Powell’s Bet: The Data Is Right, the Market Is Wrong

Although the Fed chairman didn’t train as an economist, he approaches the job the same way as his economist predecessors

Federal Reserve Chairman Jerome Powell speaks during a news conference in Washington on Dec. 19. Photo: Liu Jie/Xinhua/Zuma Press

The data says the economy is doing great; the markets say it could be headed for a recession.

The Federal Reserve’s decision to raise interest rates and signal more coming, albeit fewer than before, shows Chairman Jerome Powell cares much more about the data.

In doing so, Mr. Powell has shown that though he didn’t train as an economist, he approaches the job the same way as his economist predecessors— by assembling a picture of the economy and its outlook from data, anecdotes and economic models. The markets are an input to this process, but the market’s forecast itself carries no particular weight.

Based on the data alone, Mr. Powell’s choice was an easy one. Growth and unemployment have unfolded exactly as the Fed expected, and some weaker indicators such as housing and jobless claims have improved of late.

Yes, growth will slow next year, but the Fed expects and needs that. Otherwise, unemployment will drop close to 3% or lower, from its current 3.7%—already well into overheating territory. In any previous era, today’s inflation-adjusted interest rate of just above zero would be considered downright reckless with unemployment so low.

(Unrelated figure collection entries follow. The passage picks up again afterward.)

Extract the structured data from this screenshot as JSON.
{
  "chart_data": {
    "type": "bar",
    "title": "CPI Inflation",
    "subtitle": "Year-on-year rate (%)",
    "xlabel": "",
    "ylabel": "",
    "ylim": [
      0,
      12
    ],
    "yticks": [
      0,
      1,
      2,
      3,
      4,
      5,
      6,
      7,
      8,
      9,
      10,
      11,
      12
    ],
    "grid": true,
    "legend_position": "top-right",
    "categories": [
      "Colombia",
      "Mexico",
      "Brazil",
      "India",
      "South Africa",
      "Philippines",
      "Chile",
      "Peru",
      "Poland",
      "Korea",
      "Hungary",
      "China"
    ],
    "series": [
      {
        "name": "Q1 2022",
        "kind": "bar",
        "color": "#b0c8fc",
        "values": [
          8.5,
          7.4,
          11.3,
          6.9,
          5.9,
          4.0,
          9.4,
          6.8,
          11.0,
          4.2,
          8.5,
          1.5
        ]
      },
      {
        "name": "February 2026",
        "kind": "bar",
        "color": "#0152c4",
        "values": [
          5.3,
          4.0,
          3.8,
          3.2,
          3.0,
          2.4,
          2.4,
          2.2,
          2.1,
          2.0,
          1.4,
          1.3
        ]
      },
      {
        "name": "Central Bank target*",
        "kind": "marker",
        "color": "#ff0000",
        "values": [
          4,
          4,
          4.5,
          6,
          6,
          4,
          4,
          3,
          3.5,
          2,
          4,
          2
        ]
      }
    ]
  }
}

As Mr. Powell noted, when the economy follows the Fed’s projections, so should interest rates.

The main arguments for the Fed to stop raising rates are that global growth has stumbled, inflation is still just below its 2% target, and the declining stock market and flattening yield curve (when long-term bond yields drop close to short-term yields) are signaling a sharper slowdown than economists expect.

Mr. Powell acknowledged all these worries: They are why Fed officials scaled back their projections of economic growth and rate increases for next year. He described the decline in stocks and rise in corporate bond yields as a tightening of financial conditions that needs to be accommodated with slightly less monetary policy tightening.

But he didn’t see markets as telling him something the data and anecdotes had missed: “From a macroeconomic standpoint, no one market is the single dominant indicator.”

Mr. Powell could have positioned the Fed for the possibility the markets are right and the data are about to take a turn for the worse with a much more ambivalent statement about future rate increases.

The fact he didn’t is risky—for the economy and him, personally, since President Trump will likely hold him responsible for a recession. Markets and economic data frequently diverge; the stock market has predicted nine of the last five recessions, the old joke goes. But that is actually a pretty good record; the Fed hasn’t predicted any of them.